Youssefi: Let’s discuss the message, not the messenger

Late into a family Shabbat dinner, someone dropped a Trump bomb, and a couple of people spoke in the U.S. president’s favour. I objected that, in addition to every other problem, Donald Trump has shown himself to be anti-Semitic, or to at least hold anti-Semitic views.

I elaborated with a recent example, when Trump, in speaking to the Israeli American Council’s National Summit, repeated anti-Semitic tropes about Jews and money, telling the audience that while they may not like him, they will be his biggest supporters, because they don’t want to pay higher taxes. In the president’s apparent view, I said, Jews care exclusively about financially enriching themselves at the expense of everyone and everything else. Had the same words, I added, been spoken by someone else – say Barack Obama – they would be immediately dubbed by most Jews as anti-Semitic (many Jewish groups, did, in fact, condemn the president’s message).

But Trump too often gets a pass.

The response to my missive at the Shabbat table was not to evaluate Trump’s message. It had nothing to do with content. Instead, the validity of my conclusion was challenged with a question: “Have you ever, in your life, voted Conservative?”

When I hear things like that, I fear democracy is in danger. We need to be more vigilant. 

Increasingly, public and private political discourse, including among Jews, is not really about facts, evidence, or policies. It is about personalities. The audience does not judge the validity of arguments or the truthfulness of a claim by the facts and evidence the speaker relates, but by the ideology of that speaker. Truth and accuracy are not determined by what is said, but by who says it.

At the Shabbat table, it mattered not what I said, and whether what I said was, in fact, true. It did not even matter what Trump said. All that my critics needed to know in order to invalidate my claim was where I leaned politically. Anything I say about Trump, even if true, is dismissed because I lean to the left.

This has become a common and acceptable mode of reasoning.

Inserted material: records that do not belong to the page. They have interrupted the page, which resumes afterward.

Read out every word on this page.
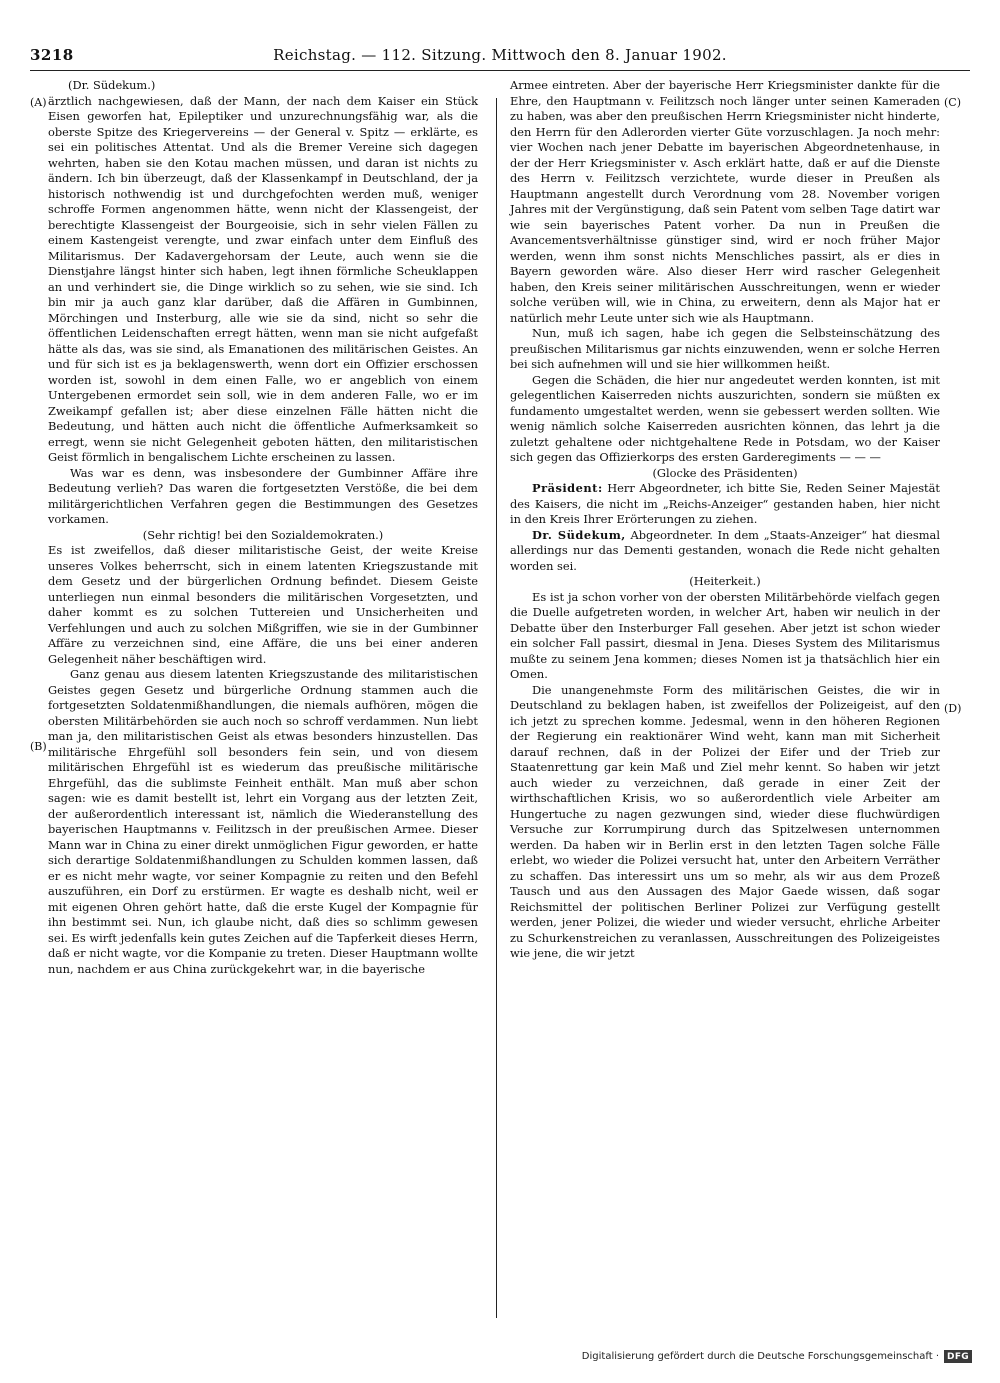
3218	Reichstag. — 112. Sitzung. Mittwoch den 8. Januar 1902.
(A)
(B)
(C)
(D)

(Dr. Südekum.)

ärztlich nachgewiesen, daß der Mann, der nach dem Kaiser ein Stück Eisen geworfen hat, Epileptiker und unzurechnungsfähig war, als die oberste Spitze des Kriegervereins — der General v. Spitz — erklärte, es sei ein politisches Attentat. Und als die Bremer Vereine sich dagegen wehrten, haben sie den Kotau machen müssen, und daran ist nichts zu ändern. Ich bin überzeugt, daß der Klassenkampf in Deutschland, der ja historisch nothwendig ist und durchgefochten werden muß, weniger schroffe Formen angenommen hätte, wenn nicht der Klassengeist, der berechtigte Klassengeist der Bourgeoisie, sich in sehr vielen Fällen zu einem Kastengeist verengte, und zwar einfach unter dem Einfluß des Militarismus. Der Kadavergehorsam der Leute, auch wenn sie die Dienstjahre längst hinter sich haben, legt ihnen förmliche Scheuklappen an und verhindert sie, die Dinge wirklich so zu sehen, wie sie sind. Ich bin mir ja auch ganz klar darüber, daß die Affären in Gumbinnen, Mörchingen und Insterburg, alle wie sie da sind, nicht so sehr die öffentlichen Leidenschaften erregt hätten, wenn man sie nicht aufgefaßt hätte als das, was sie sind, als Emanationen des militärischen Geistes. An und für sich ist es ja beklagenswerth, wenn dort ein Offizier erschossen worden ist, sowohl in dem einen Falle, wo er angeblich von einem Untergebenen ermordet sein soll, wie in dem anderen Falle, wo er im Zweikampf gefallen ist; aber diese einzelnen Fälle hätten nicht die Bedeutung, und hätten auch nicht die öffentliche Aufmerksamkeit so erregt, wenn sie nicht Gelegenheit geboten hätten, den militaristischen Geist förmlich in bengalischem Lichte erscheinen zu lassen.

Was war es denn, was insbesondere der Gumbinner Affäre ihre Bedeutung verlieh? Das waren die fortgesetzten Verstöße, die bei dem militärgerichtlichen Verfahren gegen die Bestimmungen des Gesetzes vorkamen.

(Sehr richtig! bei den Sozialdemokraten.)

Es ist zweifellos, daß dieser militaristische Geist, der weite Kreise unseres Volkes beherrscht, sich in einem latenten Kriegszustande mit dem Gesetz und der bürgerlichen Ordnung befindet. Diesem Geiste unterliegen nun einmal besonders die militärischen Vorgesetzten, und daher kommt es zu solchen Tuttereien und Unsicherheiten und Verfehlungen und auch zu solchen Mißgriffen, wie sie in der Gumbinner Affäre zu verzeichnen sind, eine Affäre, die uns bei einer anderen Gelegenheit näher beschäftigen wird.

Ganz genau aus diesem latenten Kriegszustande des militaristischen Geistes gegen Gesetz und bürgerliche Ordnung stammen auch die fortgesetzten Soldatenmißhandlungen, die niemals aufhören, mögen die obersten Militärbehörden sie auch noch so schroff verdammen. Nun liebt man ja, den militaristischen Geist als etwas besonders hinzustellen. Das militärische Ehrgefühl soll besonders fein sein, und von diesem militärischen Ehrgefühl ist es wiederum das preußische militärische Ehrgefühl, das die sublimste Feinheit enthält. Man muß aber schon sagen: wie es damit bestellt ist, lehrt ein Vorgang aus der letzten Zeit, der außerordentlich interessant ist, nämlich die Wiederanstellung des bayerischen Hauptmanns v. Feilitzsch in der preußischen Armee. Dieser Mann war in China zu einer direkt unmöglichen Figur geworden, er hatte sich derartige Soldatenmißhandlungen zu Schulden kommen lassen, daß er es nicht mehr wagte, vor seiner Kompagnie zu reiten und den Befehl auszuführen, ein Dorf zu erstürmen. Er wagte es deshalb nicht, weil er mit eigenen Ohren gehört hatte, daß die erste Kugel der Kompagnie für ihn bestimmt sei. Nun, ich glaube nicht, daß dies so schlimm gewesen sei. Es wirft jedenfalls kein gutes Zeichen auf die Tapferkeit dieses Herrn, daß er nicht wagte, vor die Kompanie zu treten. Dieser Hauptmann wollte nun, nachdem er aus China zurückgekehrt war, in die bayerische

Armee eintreten. Aber der bayerische Herr Kriegsminister dankte für die Ehre, den Hauptmann v. Feilitzsch noch länger unter seinen Kameraden zu haben, was aber den preußischen Herrn Kriegsminister nicht hinderte, den Herrn für den Adlerorden vierter Güte vorzuschlagen. Ja noch mehr: vier Wochen nach jener Debatte im bayerischen Abgeordnetenhause, in der der Herr Kriegsminister v. Asch erklärt hatte, daß er auf die Dienste des Herrn v. Feilitzsch verzichtete, wurde dieser in Preußen als Hauptmann angestellt durch Verordnung vom 28. November vorigen Jahres mit der Vergünstigung, daß sein Patent vom selben Tage datirt war wie sein bayerisches Patent vorher. Da nun in Preußen die Avancementsverhältnisse günstiger sind, wird er noch früher Major werden, wenn ihm sonst nichts Menschliches passirt, als er dies in Bayern geworden wäre. Also dieser Herr wird rascher Gelegenheit haben, den Kreis seiner militärischen Ausschreitungen, wenn er wieder solche verüben will, wie in China, zu erweitern, denn als Major hat er natürlich mehr Leute unter sich wie als Hauptmann.

Nun, muß ich sagen, habe ich gegen die Selbsteinschätzung des preußischen Militarismus gar nichts einzuwenden, wenn er solche Herren bei sich aufnehmen will und sie hier willkommen heißt.

Gegen die Schäden, die hier nur angedeutet werden konnten, ist mit gelegentlichen Kaiserreden nichts auszurichten, sondern sie müßten ex fundamento umgestaltet werden, wenn sie gebessert werden sollten. Wie wenig nämlich solche Kaiserreden ausrichten können, das lehrt ja die zuletzt gehaltene oder nichtgehaltene Rede in Potsdam, wo der Kaiser sich gegen das Offizierkorps des ersten Garderegiments — — —

(Glocke des Präsidenten)

Präsident: Herr Abgeordneter, ich bitte Sie, Reden Seiner Majestät des Kaisers, die nicht im „Reichs-Anzeiger“ gestanden haben, hier nicht in den Kreis Ihrer Erörterungen zu ziehen.

Dr. Südekum, Abgeordneter. In dem „Staats-Anzeiger“ hat diesmal allerdings nur das Dementi gestanden, wonach die Rede nicht gehalten worden sei.

(Heiterkeit.)

Es ist ja schon vorher von der obersten Militärbehörde vielfach gegen die Duelle aufgetreten worden, in welcher Art, haben wir neulich in der Debatte über den Insterburger Fall gesehen. Aber jetzt ist schon wieder ein solcher Fall passirt, diesmal in Jena. Dieses System des Militarismus mußte zu seinem Jena kommen; dieses Nomen ist ja thatsächlich hier ein Omen.

Die unangenehmste Form des militärischen Geistes, die wir in Deutschland zu beklagen haben, ist zweifellos der Polizeigeist, auf den ich jetzt zu sprechen komme. Jedesmal, wenn in den höheren Regionen der Regierung ein reaktionärer Wind weht, kann man mit Sicherheit darauf rechnen, daß in der Polizei der Eifer und der Trieb zur Staatenrettung gar kein Maß und Ziel mehr kennt. So haben wir jetzt auch wieder zu verzeichnen, daß gerade in einer Zeit der wirthschaftlichen Krisis, wo so außerordentlich viele Arbeiter am Hungertuche zu nagen gezwungen sind, wieder diese fluchwürdigen Versuche zur Korrumpirung durch das Spitzelwesen unternommen werden. Da haben wir in Berlin erst in den letzten Tagen solche Fälle erlebt, wo wieder die Polizei versucht hat, unter den Arbeitern Verräther zu schaffen. Das interessirt uns um so mehr, als wir aus dem Prozeß Tausch und aus den Aussagen des Major Gaede wissen, daß sogar Reichsmittel der politischen Berliner Polizei zur Verfügung gestellt werden, jener Polizei, die wieder und wieder versucht, ehrliche Arbeiter zu Schurkenstreichen zu veranlassen, Ausschreitungen des Polizeigeistes wie jene, die wir jetzt

Digitalisierung gefördert durch die Deutsche Forschungsgemeinschaft · DFG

I experienced a similar incident on Facebook recently. Someone posted an article about an executive order signed by Trump, one supposedly intended to help Jewish students on campus. I commented that Trump is not a friend of the Jews, that his actions and values were contrary to Jewish values, and that he panders to anti-Semites.

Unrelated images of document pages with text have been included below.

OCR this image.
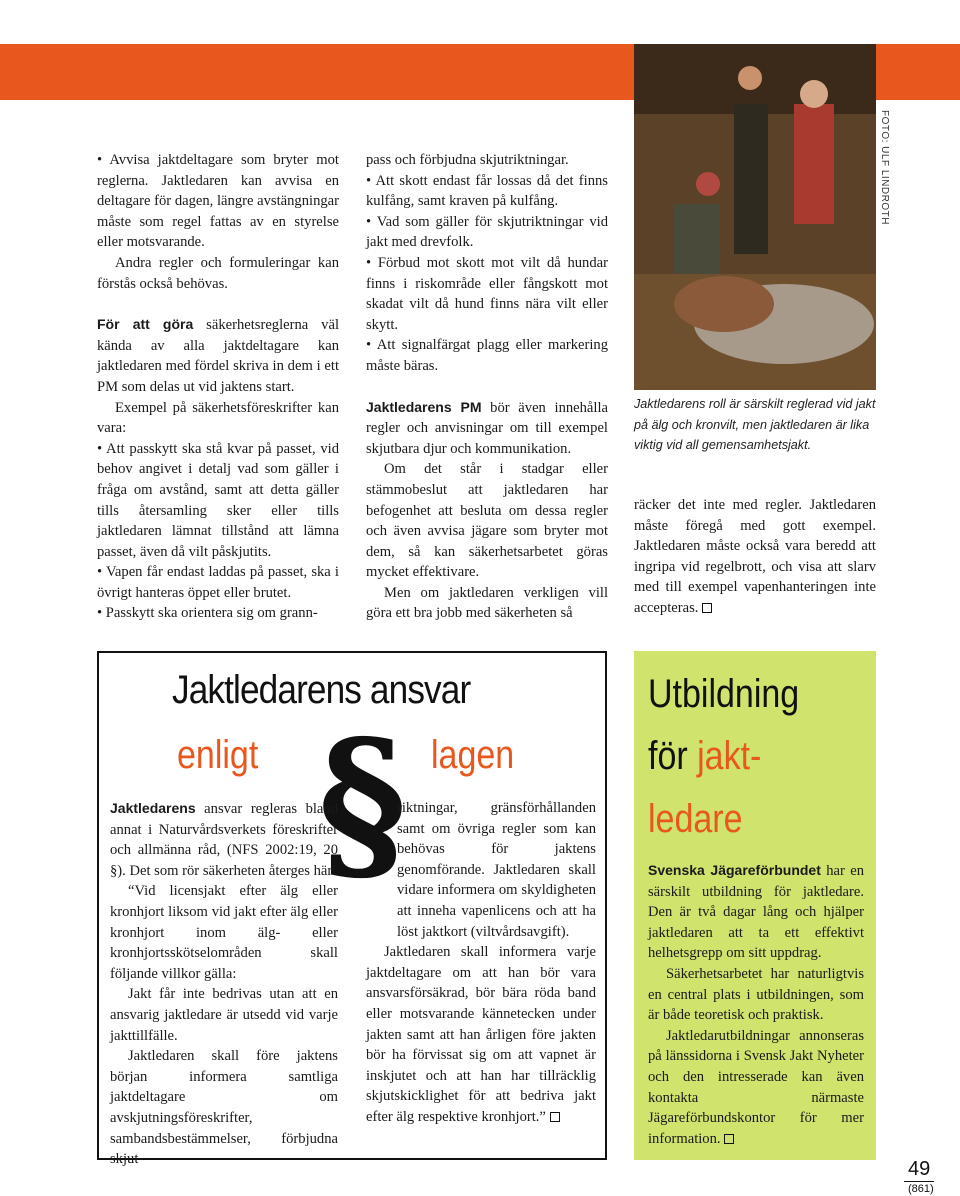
FOTO: ULF LINDROTH
Jaktledarens roll är särskilt reglerad vid jakt på älg och kronvilt, men jaktledaren är lika viktig vid all gemensamhetsjakt.

• Avvisa jaktdeltagare som bryter mot reglerna. Jaktledaren kan avvisa en deltagare för dagen, längre avstängningar måste som regel fattas av en styrelse eller motsvarande.

Andra regler och formuleringar kan förstås också behövas.

För att göra säkerhetsreglerna väl kända av alla jaktdeltagare kan jaktledaren med fördel skriva in dem i ett PM som delas ut vid jaktens start.

Exempel på säkerhetsföreskrifter kan vara:

• Att passkytt ska stå kvar på passet, vid behov angivet i detalj vad som gäller i fråga om avstånd, samt att detta gäller tills återsamling sker eller tills jaktledaren lämnat tillstånd att lämna passet, även då vilt påskjutits.

• Vapen får endast laddas på passet, ska i övrigt hanteras öppet eller brutet.

• Passkytt ska orientera sig om grann-

pass och förbjudna skjutriktningar.

• Att skott endast får lossas då det finns kulfång, samt kraven på kulfång.

• Vad som gäller för skjutriktningar vid jakt med drevfolk.

• Förbud mot skott mot vilt då hundar finns i riskområde eller fångskott mot skadat vilt då hund finns nära vilt eller skytt.

• Att signalfärgat plagg eller markering måste bäras.

Jaktledarens PM bör även innehålla regler och anvisningar om till exempel skjutbara djur och kommunikation.

Om det står i stadgar eller stämmobeslut att jaktledaren har befogenhet att besluta om dessa regler och även avvisa jägare som bryter mot dem, så kan säkerhetsarbetet göras mycket effektivare.

Men om jaktledaren verkligen vill göra ett bra jobb med säkerheten så

räcker det inte med regler. Jaktledaren måste föregå med gott exempel. Jaktledaren måste också vara beredd att ingripa vid regelbrott, och visa att slarv med till exempel vapenhanteringen inte accepteras.

Jaktledarens ansvar
enligt	lagen
§

Jaktledarens ansvar regleras bland annat i Naturvårdsverkets föreskrifter och allmänna råd, (NFS 2002:19, 20 §). Det som rör säkerheten återges här:

“Vid licensjakt efter älg eller kronhjort liksom vid jakt efter älg eller kronhjort inom älg- eller kronhjortsskötselområden skall följande villkor gälla:

Jakt får inte bedrivas utan att en ansvarig jaktledare är utsedd vid varje jakttillfälle.

Jaktledaren skall före jaktens början informera samtliga jaktdeltagare om avskjutningsföreskrifter, sambandsbestämmelser, förbjudna skjut-

riktningar, gränsförhållanden samt om övriga regler som kan behövas för jaktens genomförande. Jaktledaren skall vidare informera om skyldigheten att inneha vapenlicens och att ha löst jaktkort (viltvårdsavgift).

Jaktledaren skall informera varje jaktdeltagare om att han bör vara ansvarsförsäkrad, bör bära röda band eller motsvarande kännetecken under jakten samt att han årligen före jakten bör ha förvissat sig om att vapnet är inskjutet och att han har tillräcklig skjutskicklighet för att bedriva jakt efter älg respektive kronhjort.”

Utbildning
för jakt-
ledare

Svenska Jägareförbundet har en särskilt utbildning för jaktledare. Den är två dagar lång och hjälper jaktledaren att ta ett effektivt helhetsgrepp om sitt uppdrag.

Säkerhetsarbetet har naturligtvis en central plats i utbildningen, som är både teoretisk och praktisk.

Jaktledarutbildningar annonseras på länssidorna i Svensk Jakt Nyheter och den intresserade kan även kontakta närmaste Jägareförbundskontor för mer information.

49
(861)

The response boiled down to a dismissal of my argument with an attack on my presumed political ideology: “I suspect your post stems from the fact that you lean to the left and simply cannot handle the fact (like the Democrats with the impeachment witch hunt) that he is actually president,” one person responded.

I’m progressive, therefore I am wrong.

Why debate the usefulness of bike lanes, when you can dismiss its advocates by calling them “pinkos?” Why rationally discuss the pros and cons of student union fees, when you can label its proponents “Marxists?” Why deal with the substance of allegations that a president may have invited foreign intervention into electoral matters, when you can call any inquiry a “witch hunt” and throw in Jews as the perpetrators?

Now, I am not saying that those who identify as liberal or left-wing are immune to the same kind of tactic. As readers of this paper are well aware, we have increasingly seen the label “Zionist” used by some on the left to demonize people discussing Israeli-Palestinian relations, or even used to disparage a request for kosher food on campus. I believe that these instances often have something more sinister at heart, and that they too present a threat to democracy.

This fusion – or rather, confusion –of political leanings with the validity of a person’s claims and opinions is dangerous for several reasons. It obstructs civil, evidence-based discussion. It blinds us to reasonable criticisms of those whom we support, and results in our ignoring and excusing the wrongdoings of those leaders. Consequently, we do not hold our leaders accountable.

And it is not surprising that we increasingly conflate a person’s political leanings with the legitimacy of their arguments. After all, we are merely mirroring the absurdity of the conversation of some of our politicians and media personalities. 

Undermining an argument by attacking the speaker is not new in politics,but it does seem to be a growing phenomenon. Its proliferation and acceptance as a compelling means of dismissing an actual fact or argument is an alarming threat. It should concern us, and urge us to teach our children to separate evidence from opinions, fact from fiction. 

We need to assess allegations and facts objectively, refrain from knee-jerk dismissals that do not fit our preferred narrative. Let’s hold commentators and politicians who use inflammatory rhetoric accountable. It’s time to reclaim our right– our responsibility – to substantiate events, words, and facts, for ourselves. When the struggle to determine and search for the truth ends, so does democracy.